Todavia, há um tipo específico de migrante, o refugiado, este se vê obrigado a fugir de seu país por sofrer perseguição de qualquer natureza e temer por sua integridade física e pela própria vida. Conflitos armados e guerras têm provocado o deslocamento em massa de refugiados ao redor do mundo, principalmente de 2015 em diante.
Embora inicialmente se desloquem no limite das fronteiras de seu país, em situações dramáticas faz-se necessário buscar asilo em países vizinhos e, por vezes, em países distantes. Esse tipo específico de migrante, reconhecido na década de 1950, tornou-se protagonista na agenda de países e organismos internacionais nos últimos anos, quando houve um ingresso em massa dele no continente europeu.
Migrantes e refugiados
Segundo o Alto Comissariado das Nações Unidas para Refugiados (ACNUR), refugiado é aquele que foge de sua terra natal por conta de perseguição ou de conflitos armados. Fazer parte desse grupo confere o direito firmado em legislação internacional de receber assistência do ACNUR, de Estados e de organizações especializadas.
O ACNUR foi criado em 1950, sua primeira missão foi assistir aos refugiados europeus remanescentes da Segunda Guerra Mundial. Alguns campos de refugiados criados em meados do século passado ainda existem e estão ativos, como um campo localizado na Zâmbia, de 1966, que inicialmente abrigava refugiados da guerra civil angolana e, em 2020, passou a acolher congoleses que fogem dos conflitos protagonizados por milícias armadas que assolam seu país politicamente instável.
O Estatuto dos Refugiados, adotado pela Convenção das Nações Unidas em 1951, prevê que um refugiado não pode ser expulso de um país ou devolvido ao seu país em situações que coloquem em risco sua vida e liberdade.
Qual a diferença entre refugiado e migrante? O migrante muda-se para outro país por escolha pessoal, e não por sofrer ameaça direta, sua intenção é melhorar de vida e não fugir de perigos iminentes. Mesmo que se trate de migrantes em situação de extrema pobreza, eles não são definidos como refugiados, o status de refugiado está estreitamente ligado a situações de violência. Portanto, os migrantes não são contemplados pela mesma lei que os refugiados, cada país trata-os conforme sua legislação específica, e não há restrição para devolvê-los aos países de origem.

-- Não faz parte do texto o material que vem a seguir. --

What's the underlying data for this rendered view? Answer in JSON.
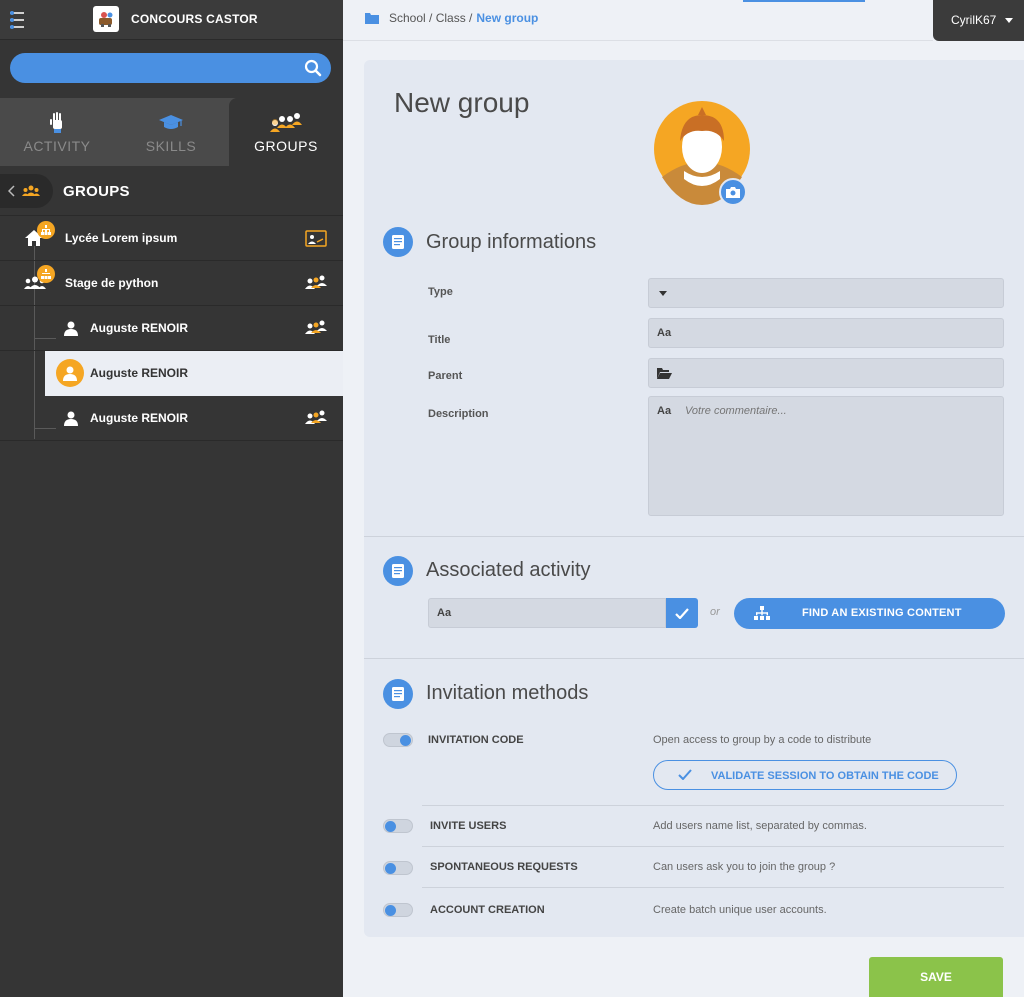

Geralmente, o itinerário de um refugiado dá-se da seguinte maneira: primeiro, ele se desloca internamente dentro de seu próprio país em busca de proteção, nessa circunstância é convencionalmente denominado “deslocado interno”. Quando a insegurança generalizada impele-o a cruzar as fronteiras, para que sua condição de refugiado seja reconhecida oficialmente, ele precisa solicitar asilo ao país em que se abrigou, situação em que é chamando de “solicitante de asilo”, e nem sempre o pedido de asilo é atendido.
Conforme a Organização das Nações Unidas (ONU), em 2019 havia cerca de 68 milhões de refugiados no mundo. Desses 40 milhões em média eram deslocados internos, 25 milhões eram refugiados e três milhões eram solicitantes de asilo. Note que a quantidade de deslocados internos é significativamente maior que a de refugiados, isso reforça a tese defendida por especialistas de que fugir do próprio país é o último recurso daqueles que vivem em situações de conflito, é uma atitude dramática, pois requer afastar-se de laços culturais e consanguíneos e viver com direitos restringidos.
Muitos refugiados têm a intenção de voltar aos seus locais de origem após o fim dos conflitos, porém a média global de tempo vivido na condição de refugiado é de 26 anos.
Refugiados na Europa
O pico histórico da chegada de migrantes à Europa foi em 2015, quando cerca de um milhão de pessoas adentraram em território europeu. Embora intensificado por levas de sírios que fugiam da guerra em seu país, também havia muitos migrantes fugindo da fome e da pobreza, sobretudo de países africanos.
Esse fluxo migratório arrefeceu-se nos anos posteriores por conta de medidas adotadas pelos países do bloco europeu, tais como o fechamento de fronteiras, especialmente na rota dos Bálcãs, por onde migrantes iam a pé; o acordo entre a Itália e a Guarda Costeira da Líbia, país que era o principal ponto de embarque em viagens clandestinas à Europa; e o acordo controverso e criticado firmado em 2016 entre a União Europeia e a Turquia, pelo qual para cada refugiado sírio que chegasse ao litoral grego e fosse devolvido à Turquia, outro refugiado que estivesse em território turco seria levado à Europa.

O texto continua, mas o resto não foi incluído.